恋のカルテ
私の話を聞き終えた先生は、難しい顔をしている。てっきりよかったな、なんて言ってくれると思っていたんだけど。
「まさかとは思うが、五十嵐先生には報告してあるんだろうな」
「……報告?」
なんてしていない。集められるだけ情報を集めて、山田さん受けたい治療を選んでもらって、それから五十嵐先生に話すつもりでいたんだから。
「してないのか。……救いようのない大馬鹿だ。相談を受けた時点で主治医に報告するのが筋だろう」
「でも、山田さんはまだ五十嵐先生に話さないでほしいっていうから」
「でもじゃない。お前は研修医という立場で、主治医の決めた治療方針を勝手に変更したことになるんだ。今、患者に何かあったらお前に責任が取れるのか?」
「取れません」
「だろうな。
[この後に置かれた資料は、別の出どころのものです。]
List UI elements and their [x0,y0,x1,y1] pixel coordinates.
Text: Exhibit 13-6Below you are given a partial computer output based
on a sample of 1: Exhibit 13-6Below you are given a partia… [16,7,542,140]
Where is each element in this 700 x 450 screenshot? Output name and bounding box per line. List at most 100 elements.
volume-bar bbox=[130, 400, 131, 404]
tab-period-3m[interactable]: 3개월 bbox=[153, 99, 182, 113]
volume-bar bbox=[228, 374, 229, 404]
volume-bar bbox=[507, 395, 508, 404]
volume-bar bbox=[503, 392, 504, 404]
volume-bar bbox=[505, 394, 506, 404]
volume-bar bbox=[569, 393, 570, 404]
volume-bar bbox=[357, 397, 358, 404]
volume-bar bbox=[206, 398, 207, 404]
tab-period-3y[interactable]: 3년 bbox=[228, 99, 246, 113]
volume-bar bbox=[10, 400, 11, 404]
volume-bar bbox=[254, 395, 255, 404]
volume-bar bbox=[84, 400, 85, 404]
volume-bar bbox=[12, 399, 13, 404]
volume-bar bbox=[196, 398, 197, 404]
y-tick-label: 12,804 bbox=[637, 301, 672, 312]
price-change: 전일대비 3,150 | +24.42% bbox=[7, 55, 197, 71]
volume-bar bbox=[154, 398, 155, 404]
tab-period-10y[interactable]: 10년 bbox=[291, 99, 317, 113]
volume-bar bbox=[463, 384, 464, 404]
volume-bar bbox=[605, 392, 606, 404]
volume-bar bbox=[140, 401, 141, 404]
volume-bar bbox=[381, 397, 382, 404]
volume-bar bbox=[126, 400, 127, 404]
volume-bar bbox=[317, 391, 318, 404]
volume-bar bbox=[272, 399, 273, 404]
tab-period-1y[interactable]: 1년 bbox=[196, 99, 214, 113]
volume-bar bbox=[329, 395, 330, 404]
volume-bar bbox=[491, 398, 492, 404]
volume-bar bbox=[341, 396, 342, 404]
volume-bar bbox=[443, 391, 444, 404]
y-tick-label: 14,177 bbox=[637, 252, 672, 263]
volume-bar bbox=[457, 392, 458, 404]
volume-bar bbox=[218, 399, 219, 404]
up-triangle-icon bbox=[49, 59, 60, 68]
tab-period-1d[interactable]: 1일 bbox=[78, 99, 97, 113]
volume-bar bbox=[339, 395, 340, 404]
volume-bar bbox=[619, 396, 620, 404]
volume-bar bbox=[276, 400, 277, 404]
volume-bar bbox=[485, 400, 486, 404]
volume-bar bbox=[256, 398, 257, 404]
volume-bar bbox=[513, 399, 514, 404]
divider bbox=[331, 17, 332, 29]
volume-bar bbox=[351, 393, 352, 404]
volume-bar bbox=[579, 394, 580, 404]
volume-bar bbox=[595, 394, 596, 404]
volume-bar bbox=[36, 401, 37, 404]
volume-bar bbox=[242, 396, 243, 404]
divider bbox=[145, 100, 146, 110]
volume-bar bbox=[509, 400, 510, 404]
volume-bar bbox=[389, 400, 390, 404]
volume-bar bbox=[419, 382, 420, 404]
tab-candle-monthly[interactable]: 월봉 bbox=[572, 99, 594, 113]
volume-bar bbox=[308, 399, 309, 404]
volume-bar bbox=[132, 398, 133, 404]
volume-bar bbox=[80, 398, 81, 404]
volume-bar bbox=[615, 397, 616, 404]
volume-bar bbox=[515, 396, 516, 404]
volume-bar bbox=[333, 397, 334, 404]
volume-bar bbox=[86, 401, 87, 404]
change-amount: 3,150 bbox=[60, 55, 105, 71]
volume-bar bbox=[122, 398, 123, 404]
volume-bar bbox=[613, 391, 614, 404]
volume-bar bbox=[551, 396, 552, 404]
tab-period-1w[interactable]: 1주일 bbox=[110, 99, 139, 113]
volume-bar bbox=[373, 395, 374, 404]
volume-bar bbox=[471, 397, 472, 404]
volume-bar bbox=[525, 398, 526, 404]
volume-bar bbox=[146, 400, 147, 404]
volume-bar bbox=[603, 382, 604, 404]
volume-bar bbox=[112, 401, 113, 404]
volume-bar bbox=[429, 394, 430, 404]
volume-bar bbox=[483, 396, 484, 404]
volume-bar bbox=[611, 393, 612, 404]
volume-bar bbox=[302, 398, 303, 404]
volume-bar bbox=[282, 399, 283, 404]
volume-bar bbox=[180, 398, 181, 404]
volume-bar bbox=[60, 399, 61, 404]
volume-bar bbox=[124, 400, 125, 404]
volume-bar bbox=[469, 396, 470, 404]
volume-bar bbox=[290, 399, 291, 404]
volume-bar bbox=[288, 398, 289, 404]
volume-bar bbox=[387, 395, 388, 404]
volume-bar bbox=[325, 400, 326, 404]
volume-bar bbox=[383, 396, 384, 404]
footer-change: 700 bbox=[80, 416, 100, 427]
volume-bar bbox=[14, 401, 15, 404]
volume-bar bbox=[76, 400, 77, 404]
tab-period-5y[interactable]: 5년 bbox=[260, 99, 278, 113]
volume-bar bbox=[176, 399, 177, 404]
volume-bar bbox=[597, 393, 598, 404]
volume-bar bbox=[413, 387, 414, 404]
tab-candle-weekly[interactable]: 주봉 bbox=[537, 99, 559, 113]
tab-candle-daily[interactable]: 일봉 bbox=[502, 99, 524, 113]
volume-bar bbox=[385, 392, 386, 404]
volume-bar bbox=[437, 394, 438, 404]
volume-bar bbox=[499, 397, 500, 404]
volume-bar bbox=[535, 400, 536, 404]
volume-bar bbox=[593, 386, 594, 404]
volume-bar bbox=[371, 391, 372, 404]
だったら今すぐ行くぞ」
先生はそう言うが否や私の腕を掴む。
「行くって、何処へですか?」
「五十嵐先生の所へだ」
私を引きずるように玄関から出て、そしてエレベーターで一まで降りる。
「先生、本当に行くんですか?」
私は財布もスマホも持っていないし、なにより部屋着だ。
「そうだ!」
「こんな格好で、ですか? それに私、五十嵐先生の連絡先もお宅も知りません」
「うるさいな。服さえ着てればどうだっていいし、連絡先も住んでる所もオレが知っている。いいからついてこい」
先生は私を連れてエントランスを出ると、オートロックの前でとある部屋の番号を押した。